Detto questo oggi dobbiamo però confrontarci con quanto il governo di destra prepara in materia di istruzione: si profila una vera e propria devastazione del sistema pubblico, nonostante gli aggiustamenti che forse verranno apportati all’ Ipotesi di Giuseppe Bertagna, messa in discussione dalle proteste del movimento degli studenti. La sostanza non cambia, permane la volontà di ridurre in modo considerevole le ore di lezione e di favorire una sorta di esternalizzazione di attività in precedenza svolte nelle scuole, ricorrendo ad appositi incentivi ed interventi a favore delle imprese che si occupano di formazione.

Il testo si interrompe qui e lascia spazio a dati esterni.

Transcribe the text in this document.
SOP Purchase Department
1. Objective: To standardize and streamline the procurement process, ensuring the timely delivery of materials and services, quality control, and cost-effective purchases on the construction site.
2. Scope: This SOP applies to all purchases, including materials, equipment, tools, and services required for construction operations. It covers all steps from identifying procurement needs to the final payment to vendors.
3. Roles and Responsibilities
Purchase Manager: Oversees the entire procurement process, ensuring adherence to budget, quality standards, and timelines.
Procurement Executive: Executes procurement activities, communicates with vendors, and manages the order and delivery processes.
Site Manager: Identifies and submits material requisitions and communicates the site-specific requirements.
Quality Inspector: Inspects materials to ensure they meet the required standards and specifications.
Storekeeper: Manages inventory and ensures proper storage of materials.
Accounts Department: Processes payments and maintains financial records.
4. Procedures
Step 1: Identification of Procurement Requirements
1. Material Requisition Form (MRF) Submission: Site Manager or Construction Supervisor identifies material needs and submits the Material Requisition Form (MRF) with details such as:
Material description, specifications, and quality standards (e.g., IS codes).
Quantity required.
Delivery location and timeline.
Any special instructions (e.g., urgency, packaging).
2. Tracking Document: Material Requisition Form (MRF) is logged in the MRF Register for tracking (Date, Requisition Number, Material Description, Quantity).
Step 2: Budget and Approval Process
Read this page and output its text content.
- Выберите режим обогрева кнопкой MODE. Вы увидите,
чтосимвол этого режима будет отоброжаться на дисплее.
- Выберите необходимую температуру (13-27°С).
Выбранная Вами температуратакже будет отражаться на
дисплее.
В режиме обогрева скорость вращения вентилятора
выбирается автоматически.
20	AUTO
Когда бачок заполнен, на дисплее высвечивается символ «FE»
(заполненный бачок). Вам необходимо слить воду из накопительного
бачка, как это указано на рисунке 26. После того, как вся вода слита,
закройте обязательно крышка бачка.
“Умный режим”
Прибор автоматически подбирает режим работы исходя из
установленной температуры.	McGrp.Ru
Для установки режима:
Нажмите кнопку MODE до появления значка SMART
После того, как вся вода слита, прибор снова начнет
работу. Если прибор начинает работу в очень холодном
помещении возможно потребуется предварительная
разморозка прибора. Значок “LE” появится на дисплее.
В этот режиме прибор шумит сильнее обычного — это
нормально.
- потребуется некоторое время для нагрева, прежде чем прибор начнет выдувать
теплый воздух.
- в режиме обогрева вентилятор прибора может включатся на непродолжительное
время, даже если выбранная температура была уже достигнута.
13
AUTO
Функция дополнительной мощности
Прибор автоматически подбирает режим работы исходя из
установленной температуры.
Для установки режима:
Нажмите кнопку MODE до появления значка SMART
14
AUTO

Un progetto che, sulla base dello smantellamento della scuola pubblica, intende avviare la costruzione di una rete di scuole private, doppiamente finanziate, dallo stato e dalle famiglie, e articolata in diplomifici e pochi e costosi < < Centri di eccellenza> > .
Una scuola pubblica, per i più, ridotta all’osso e una università e una formazione superiore chiamata ad accertare rigidamente i livelli di competenza in entrata degli studenti.
Per quanto riguarda la Formazione Superiore, sbocco naturale dei diplomati della formazione secondaria, non possiamo certo parlare di novità. Già da alcuni anni i governi di centrosinistra hanno introdotto l’istruzione e formazione tecnico-superiore (I.F.T.S.), assunta però a segmento di un sistema di formazione continua da costruire e aperto al mondo del lavoro e delle professioni; l’originalità - se così possiamo dire ma è troppo - dell’ipotesi Moratti risiede nell’aver trasformato l’I.F.T.S. in sede di specializzazione per i diplomati delle scuole di serie B o C, cioè della formazione secondaria, a tempo pieno o in alternanza scuola/lavoro (la vecchia formazione professionale regionale), completamente appiattita su ipotetiche richieste di mercato. Tutto questo mentre il rapido mutare del quadro tecnico e organizzativo rende ardua la permanenza sul mercato del lavoro di figure professionali molto specifiche e impone il potenziamento della formazione di base e generale su cui impiantare una professionalità da rinnovare o riqualificare alla luce delle dinamiche che caratterizzano il lavoro postfordista. Un’esigenza a cui è necessario rispondere attraverso quel sistema di educazione permanente completamente ignorato dalla Moratti e dal codazzo di pedagogisti al seguito.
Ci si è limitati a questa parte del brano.